SCOTLAND’S stay-at-home order is expected to be lifted from April 5 under a phased plan to ease lockdown, Nicola Sturgeon announced, saying there are “brighter times ahead”.

She told the Scottish Parliament yesterday that “if all goes according to plan” the country will move back to the levels system of coronavirus restrictions from April 26, with all council areas moving to level 3.

This will allow a “phased but significant re-opening of the economy, including non-essential retail, hospitality and services like gyms and hairdressers”, the First Minister said. Unveiling the revised road map out of lockdown, Sturgeon told MSPs lockdown would ease in phases, separated by at least three weeks and contingent on suppression of the virus continuing.

The partial return of pupils to schools which took place on Monday was the first phase, she said, with the second set to take place no earlier than March 15.

Restrictions on care home visiting are set to be eased from early March.

READ: Nicola Sturgeon's speech on easing lockdown in full

The Scottish Government’s current plan is as follows:

From March 15:

  • Four people from two households can meet up outside 
  • The current limit is two people from two households
  • All primary school children will go back to class, with those in primaries four to seven joining their younger classmates who returned on Monday
  • More senior secondary pupils will also return
  • Children aged 12 – 17 can take part in outdoor non-contact group sports

From April 5:

  • The stay at home order will be lifted
  • All pupils should be back in school
  • Some retail will begin to return, with the definition of essential retail extended and restrictions on click-and-collect services removed
  • Six people from two households can meet together outdoors
  • Churches, mosques, synagogues and other places of worship can re-open. The exact return date for communal worship will take into account the timing of major religious festivals, with Easter and Passover falling on April 4

From April 26:

  • Scotland will move back to its five tiers of coronavirus restrictions, with level 0 the least restrictive and level 4 the most
  • Currently, most areas are in level 4 – “hopefully all of Scotland” will move to level 3 “albeit with some possible modifications”
  • Non-essential retail, hospitality, and gyms and hairdressers can re-open, though under current rules in level 3, alcohol cannot be served in pubs

The First Minister said she hopes to be able to give more detail in mid-March on the easing of restrictions.

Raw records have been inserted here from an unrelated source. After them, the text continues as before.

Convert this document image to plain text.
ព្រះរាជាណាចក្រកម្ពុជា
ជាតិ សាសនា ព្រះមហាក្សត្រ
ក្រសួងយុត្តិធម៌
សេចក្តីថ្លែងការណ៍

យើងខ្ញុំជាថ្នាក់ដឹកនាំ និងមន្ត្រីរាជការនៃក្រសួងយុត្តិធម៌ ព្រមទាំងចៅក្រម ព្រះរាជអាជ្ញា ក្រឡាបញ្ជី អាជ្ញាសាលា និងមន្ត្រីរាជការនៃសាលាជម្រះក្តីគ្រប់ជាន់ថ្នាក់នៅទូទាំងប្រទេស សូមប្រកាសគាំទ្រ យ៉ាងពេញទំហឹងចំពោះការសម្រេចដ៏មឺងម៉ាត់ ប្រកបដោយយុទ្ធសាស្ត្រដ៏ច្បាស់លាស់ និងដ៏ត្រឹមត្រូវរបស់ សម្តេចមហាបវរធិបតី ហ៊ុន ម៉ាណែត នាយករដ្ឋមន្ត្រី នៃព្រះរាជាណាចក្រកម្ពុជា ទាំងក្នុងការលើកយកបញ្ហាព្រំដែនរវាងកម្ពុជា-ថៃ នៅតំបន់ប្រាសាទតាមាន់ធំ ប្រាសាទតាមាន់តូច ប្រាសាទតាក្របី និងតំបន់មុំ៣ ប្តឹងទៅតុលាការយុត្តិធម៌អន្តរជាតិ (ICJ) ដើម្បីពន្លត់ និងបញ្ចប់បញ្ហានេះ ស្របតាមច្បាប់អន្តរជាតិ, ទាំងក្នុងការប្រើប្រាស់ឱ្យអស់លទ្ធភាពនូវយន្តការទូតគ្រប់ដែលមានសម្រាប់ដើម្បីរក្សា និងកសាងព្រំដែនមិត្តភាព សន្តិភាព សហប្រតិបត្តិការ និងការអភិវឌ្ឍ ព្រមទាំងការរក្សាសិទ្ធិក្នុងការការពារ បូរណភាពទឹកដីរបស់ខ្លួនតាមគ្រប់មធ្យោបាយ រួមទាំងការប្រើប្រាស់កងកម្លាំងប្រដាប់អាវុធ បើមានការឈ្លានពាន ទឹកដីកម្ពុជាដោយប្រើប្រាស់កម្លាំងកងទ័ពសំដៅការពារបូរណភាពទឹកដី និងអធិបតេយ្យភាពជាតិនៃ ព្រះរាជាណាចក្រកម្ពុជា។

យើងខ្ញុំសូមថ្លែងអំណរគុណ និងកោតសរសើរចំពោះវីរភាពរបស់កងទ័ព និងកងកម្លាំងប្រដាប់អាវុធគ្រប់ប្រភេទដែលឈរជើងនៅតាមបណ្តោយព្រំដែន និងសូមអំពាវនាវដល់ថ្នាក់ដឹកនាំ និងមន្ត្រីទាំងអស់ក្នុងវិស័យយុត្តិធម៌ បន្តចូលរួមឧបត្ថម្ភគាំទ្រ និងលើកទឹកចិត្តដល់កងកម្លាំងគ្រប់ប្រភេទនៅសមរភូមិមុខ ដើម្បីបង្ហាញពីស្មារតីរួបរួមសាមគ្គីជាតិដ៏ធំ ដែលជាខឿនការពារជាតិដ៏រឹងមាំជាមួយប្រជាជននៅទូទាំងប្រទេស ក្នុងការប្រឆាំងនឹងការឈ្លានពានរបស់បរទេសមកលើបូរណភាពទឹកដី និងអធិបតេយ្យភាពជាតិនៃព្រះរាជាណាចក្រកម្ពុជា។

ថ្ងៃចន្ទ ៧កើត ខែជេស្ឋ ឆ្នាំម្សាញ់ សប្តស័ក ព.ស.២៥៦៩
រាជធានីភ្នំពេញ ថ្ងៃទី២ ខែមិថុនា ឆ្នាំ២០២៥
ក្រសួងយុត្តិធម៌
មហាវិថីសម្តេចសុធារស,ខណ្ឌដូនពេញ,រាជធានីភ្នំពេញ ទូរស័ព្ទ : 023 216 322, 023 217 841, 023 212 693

While she said she hoped to give “as much clarity as possible” when she announced the new approach yesterday, Sturgeon added she wanted to avoid “giving false assurance or picking arbitrary dates that have no grounding at this stage in any objective assessment”.

She continued: “I am as confident as I can be that the indicative, staged timetable that I have set out today – from now until late April when the economy will start to substantially re-open – is a reasonable one.

“In mid-March – when we have made further progress on vaccines and have greater understanding of the impact of the initial phase of school return – I hope we can set out then more detail of the further re-opening that will take place over April and May and into a summer when we hope to be living with much greater freedoms than we are today.

“The restrictions are working. The vaccination programme is motoring and we can now see a firm way out of this. So if we all stick together and stick with it, we are now able to say with confidence we are looking at much brighter times ahead.”

Travel restrictions in Scotland will remain for “some time yet”, the First Minister said, as she stressed it is important that cases of the virus, particularly of new variants of the virus, were not imported into the country. She said: “Travel restrictions are also essential and are likely to remain so for some time yet. We saw over the summer how new cases were imported into Scotland, after the virus had almost been eliminated. We do not want that to happen again.”

Meanwhile, another 56 people were reported yesterday to have died after contracting Covid-19. A further 655 people also tested positive in the 24 hours previous to the announcement, with a positivity rate of 4.8%.

READ MORE: Another 56 people die in Scotland after contracting Covid-19

The deaths, recorded amongst patients who had tested positive in the previous 28 days, brings the total under that measurement to 7006.

Some 1076 people were in hospital, a decrease of 65. Of those, 93 were in intensive care, a decrease of six. A total of 1,465,241 people had had the first dose of a vaccine, up by 19,753 in 24 hours, while 43,203 had received their second dose.